Physics has a split personality. General relativity rules the big stuff, gravity bending space-time in sweeping arcs. Quantum mechanics runs the tiny stuff, particles jizzing about in probabilities.
The two refuse to shake hands.
For over a century, we’ve been stuck. How do you mesh the smooth curvature of the universe with the blocky, digital nature of quantum laws? We’ve got dozens of theories trying to force the union. Quantum gravity, string theory, loop quantum gravity. Most of them try the same thing: take space-time itself and break it down into bits. Make space-time quantum.
Jonathan Oppenheim disagrees.
A physicist at University College London, Oppenheim proposes a path no one else seems interested in taking. He calls it post-quantum gravity.
Time Isn’t Smooth
The core idea is counter-intuitive. Maybe space-time isn’t made of tiny blocks at all. Maybe it’s continuous. Smooth. Fundamental. No quanta for the fabric of the universe.
But here is the kicker. If you run the math on that assumption—if you let smooth space-time interact with quantum particles, fields, and forces that definitely are quantized—something weird pops out.
Randomness.
Specifically, wobbly time.
Think about time as you experience it. It flows forward. A second here. A minute there. Regular. Predictable. Oppenheim’s equations say that at a microscopic scale, those seconds jitter. The ticks of the universal clock are out of sync. They fluctuate. It’s subtle. We don’t feel it. But time flows unpredictably. It gets shaky.
“It would occur on scales too small for we to notice, but time would be ‘wobbly’.”
Why? Oppenheim doesn’t know.
The equations demand it, but they don’t point to a physical cause. A hidden particle? A dimensional shunt? He hasn’t linked the randomness to a specific mechanism yet. That’s a problem, sure. But Oppenheim argues it’s also a feature. These wobbles explain why the quantum world looks quantum to us.
They explain the measurement problem. That bizarre quantum rule where a system exists in multiple states until you look at it, at which point it snaps into one definite state. Schrödinger’s cat. Dead and alive. Until you open the box. The random fluctuations of space-time might be the very reason the cat has to choose a fate.
Oppenheim admits the scientific community loves to hate the idea. He is likely alone in believing it might actually be true.
Can We Prove It?
Good news for skeptics: you can test this.
That is rare. Many gravity theories are elegant pieces of math that float above experimentation. They’re beautiful but untouchable.

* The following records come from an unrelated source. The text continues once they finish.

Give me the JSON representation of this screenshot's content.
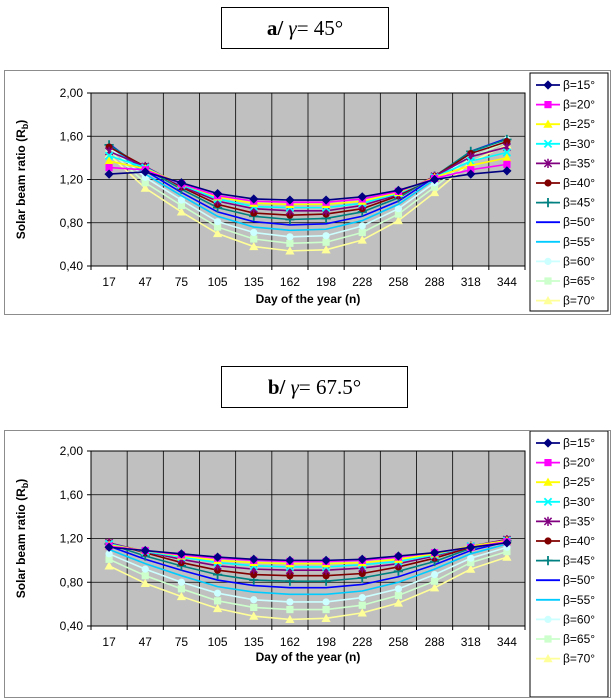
{
  "panels": [
    {
      "letter": "a",
      "slash": "/",
      "gamma_symbol": "γ",
      "equals": "=",
      "gamma_value": "45°"
    },
    {
      "letter": "b",
      "slash": "/",
      "gamma_symbol": "γ",
      "equals": "=",
      "gamma_value": "67.5°"
    }
  ],
  "chart_data": [
    {
      "type": "line",
      "title": "a/ γ = 45°",
      "xlabel": "Day of the year (n)",
      "ylabel": "Solar beam ratio (R",
      "ylabel_sub": "b",
      "ylabel_close": ")",
      "ylim": [
        0.4,
        2.0
      ],
      "yticks": [
        "2,00",
        "1,60",
        "1,20",
        "0,80",
        "0,40"
      ],
      "categories": [
        "17",
        "47",
        "75",
        "105",
        "135",
        "162",
        "198",
        "228",
        "258",
        "288",
        "318",
        "344"
      ],
      "grid": true,
      "legend_position": "right",
      "series": [
        {
          "name": "β=15°",
          "color": "#000080",
          "marker": "diamond",
          "values": [
            1.25,
            1.27,
            1.17,
            1.07,
            1.02,
            1.01,
            1.01,
            1.04,
            1.1,
            1.2,
            1.25,
            1.28
          ]
        },
        {
          "name": "β=20°",
          "color": "#ff00ff",
          "marker": "square",
          "values": [
            1.31,
            1.29,
            1.16,
            1.05,
            1.0,
            0.99,
            0.99,
            1.02,
            1.09,
            1.21,
            1.29,
            1.34
          ]
        },
        {
          "name": "β=25°",
          "color": "#ffff00",
          "marker": "triangle",
          "values": [
            1.37,
            1.3,
            1.16,
            1.04,
            0.98,
            0.97,
            0.97,
            1.0,
            1.08,
            1.22,
            1.33,
            1.4
          ]
        },
        {
          "name": "β=30°",
          "color": "#00ffff",
          "marker": "x",
          "values": [
            1.42,
            1.31,
            1.15,
            1.02,
            0.95,
            0.94,
            0.94,
            0.98,
            1.07,
            1.22,
            1.37,
            1.45
          ]
        },
        {
          "name": "β=35°",
          "color": "#800080",
          "marker": "star",
          "values": [
            1.46,
            1.32,
            1.14,
            1.0,
            0.93,
            0.91,
            0.91,
            0.96,
            1.06,
            1.23,
            1.41,
            1.5
          ]
        },
        {
          "name": "β=40°",
          "color": "#800000",
          "marker": "circle",
          "values": [
            1.5,
            1.32,
            1.13,
            0.97,
            0.89,
            0.87,
            0.88,
            0.93,
            1.05,
            1.23,
            1.44,
            1.55
          ]
        },
        {
          "name": "β=45°",
          "color": "#008080",
          "marker": "plus",
          "values": [
            1.52,
            1.3,
            1.11,
            0.94,
            0.86,
            0.83,
            0.84,
            0.9,
            1.03,
            1.23,
            1.46,
            1.57
          ]
        },
        {
          "name": "β=50°",
          "color": "#0000ff",
          "marker": "none",
          "values": [
            1.53,
            1.28,
            1.08,
            0.9,
            0.81,
            0.78,
            0.79,
            0.86,
            1.0,
            1.22,
            1.46,
            1.58
          ]
        },
        {
          "name": "β=55°",
          "color": "#00ccff",
          "marker": "none",
          "values": [
            1.52,
            1.25,
            1.05,
            0.86,
            0.76,
            0.73,
            0.74,
            0.82,
            0.97,
            1.2,
            1.45,
            1.58
          ]
        },
        {
          "name": "β=60°",
          "color": "#ccffff",
          "marker": "circle",
          "values": [
            1.5,
            1.22,
            1.01,
            0.81,
            0.71,
            0.67,
            0.68,
            0.77,
            0.93,
            1.17,
            1.43,
            1.57
          ]
        },
        {
          "name": "β=65°",
          "color": "#ccffcc",
          "marker": "square",
          "values": [
            1.47,
            1.17,
            0.96,
            0.76,
            0.65,
            0.61,
            0.62,
            0.71,
            0.88,
            1.13,
            1.4,
            1.55
          ]
        },
        {
          "name": "β=70°",
          "color": "#ffff99",
          "marker": "triangle",
          "values": [
            1.43,
            1.12,
            0.9,
            0.7,
            0.58,
            0.54,
            0.55,
            0.64,
            0.82,
            1.08,
            1.36,
            1.52
          ]
        }
      ]
    },
    {
      "type": "line",
      "title": "b/ γ = 67.5°",
      "xlabel": "Day of the year (n)",
      "ylabel": "Solar beam ratio (R",
      "ylabel_sub": "b",
      "ylabel_close": ")",
      "ylim": [
        0.4,
        2.0
      ],
      "yticks": [
        "2,00",
        "1,60",
        "1,20",
        "0,80",
        "0,40"
      ],
      "categories": [
        "17",
        "47",
        "75",
        "105",
        "135",
        "162",
        "198",
        "228",
        "258",
        "288",
        "318",
        "344"
      ],
      "grid": true,
      "legend_position": "right",
      "series": [
        {
          "name": "β=15°",
          "color": "#000080",
          "marker": "diamond",
          "values": [
            1.12,
            1.09,
            1.06,
            1.03,
            1.01,
            1.0,
            1.0,
            1.01,
            1.04,
            1.07,
            1.12,
            1.16
          ]
        },
        {
          "name": "β=20°",
          "color": "#ff00ff",
          "marker": "square",
          "values": [
            1.13,
            1.09,
            1.05,
            1.02,
            1.0,
            0.99,
            0.99,
            1.0,
            1.03,
            1.07,
            1.12,
            1.17
          ]
        },
        {
          "name": "β=25°",
          "color": "#ffff00",
          "marker": "triangle",
          "values": [
            1.14,
            1.09,
            1.04,
            1.0,
            0.98,
            0.97,
            0.97,
            0.98,
            1.01,
            1.06,
            1.13,
            1.18
          ]
        },
        {
          "name": "β=30°",
          "color": "#00ffff",
          "marker": "x",
          "values": [
            1.15,
            1.08,
            1.03,
            0.98,
            0.95,
            0.94,
            0.94,
            0.96,
            0.99,
            1.05,
            1.13,
            1.18
          ]
        },
        {
          "name": "β=35°",
          "color": "#800080",
          "marker": "star",
          "values": [
            1.16,
            1.08,
            1.01,
            0.95,
            0.92,
            0.91,
            0.91,
            0.93,
            0.97,
            1.04,
            1.13,
            1.19
          ]
        },
        {
          "name": "β=40°",
          "color": "#800000",
          "marker": "circle",
          "values": [
            1.16,
            1.07,
            0.98,
            0.91,
            0.87,
            0.86,
            0.86,
            0.88,
            0.94,
            1.02,
            1.12,
            1.19
          ]
        },
        {
          "name": "β=45°",
          "color": "#008080",
          "marker": "plus",
          "values": [
            1.15,
            1.04,
            0.95,
            0.87,
            0.82,
            0.81,
            0.81,
            0.84,
            0.9,
            0.99,
            1.11,
            1.18
          ]
        },
        {
          "name": "β=50°",
          "color": "#0000ff",
          "marker": "none",
          "values": [
            1.13,
            1.01,
            0.91,
            0.82,
            0.77,
            0.75,
            0.75,
            0.78,
            0.85,
            0.96,
            1.09,
            1.17
          ]
        },
        {
          "name": "β=55°",
          "color": "#00ccff",
          "marker": "none",
          "values": [
            1.1,
            0.97,
            0.86,
            0.76,
            0.71,
            0.69,
            0.69,
            0.72,
            0.8,
            0.92,
            1.06,
            1.15
          ]
        },
        {
          "name": "β=60°",
          "color": "#ccffff",
          "marker": "circle",
          "values": [
            1.06,
            0.92,
            0.8,
            0.7,
            0.64,
            0.62,
            0.62,
            0.66,
            0.74,
            0.87,
            1.02,
            1.12
          ]
        },
        {
          "name": "β=65°",
          "color": "#ccffcc",
          "marker": "square",
          "values": [
            1.01,
            0.86,
            0.74,
            0.63,
            0.57,
            0.55,
            0.55,
            0.59,
            0.68,
            0.81,
            0.98,
            1.08
          ]
        },
        {
          "name": "β=70°",
          "color": "#ffff99",
          "marker": "triangle",
          "values": [
            0.95,
            0.79,
            0.67,
            0.56,
            0.49,
            0.46,
            0.47,
            0.52,
            0.61,
            0.75,
            0.92,
            1.03
          ]
        }
      ]
    }
  ]
}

Post-quantum gravity drops low enough to touch dirt.
Giuseppe Fabiano at Lawrence Berkeley National Laboratory says this testability matters more than the theory itself. “As long as it gives predictions I can test in a lab, it is useful.”

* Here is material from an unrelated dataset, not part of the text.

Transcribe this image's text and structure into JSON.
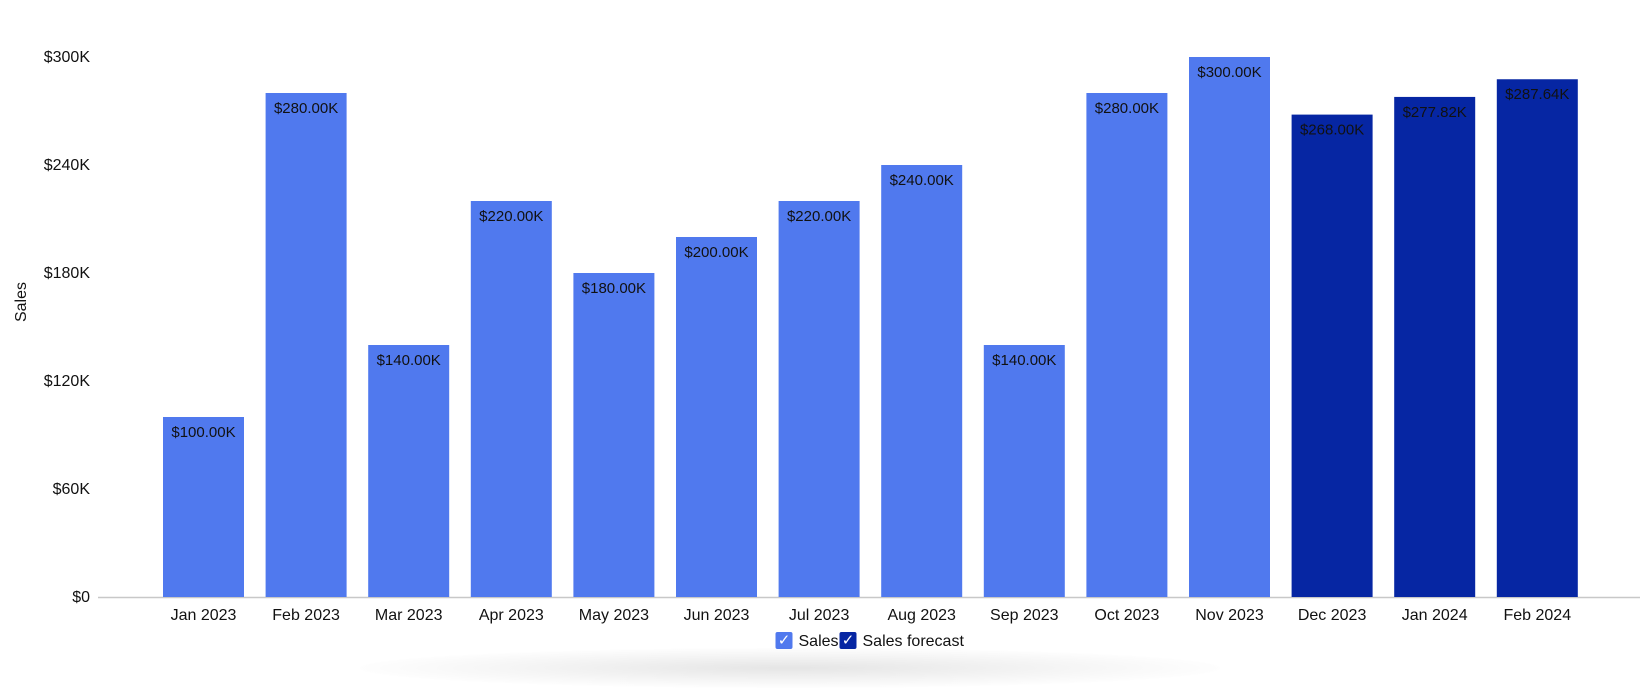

The tests are crude. You take two masses. You measure the gravitational pull between them with insane precision. General relativity ties space and time to gravity. If the time part of that equation is wobbly, the gravity should wiggle too.
“We will see this unpredictability when we measure gravity.”
We are not there yet.
Building the sensors for this precision is a decades-long project. We just confirmed these experiments are even theoretically possible recently. The engineering hurdles are massive. But researchers agree it is worth trying.
Why? Because if Oppenheim is right, everything changes. Gravity is already the odd one out. It’s weaker than the other forces. It doesn’t fit in the standard model. But a post-quantum reality suggests it’s not just weak or different in degree—it’s different in kind. Radically distinct.
We would be rewriting the history of the universe. Solving the relativity-quantum conflict would be nice, but it’s secondary to the shock. A universe where time stutters at the edge of perception? Where reality has no solid floor?
The math works. The experiments are being planned. The only variable left is whether we are ready for an answer that doesn’t come neatly wrapped.
We might be waiting a long time to find out if time is actually solid.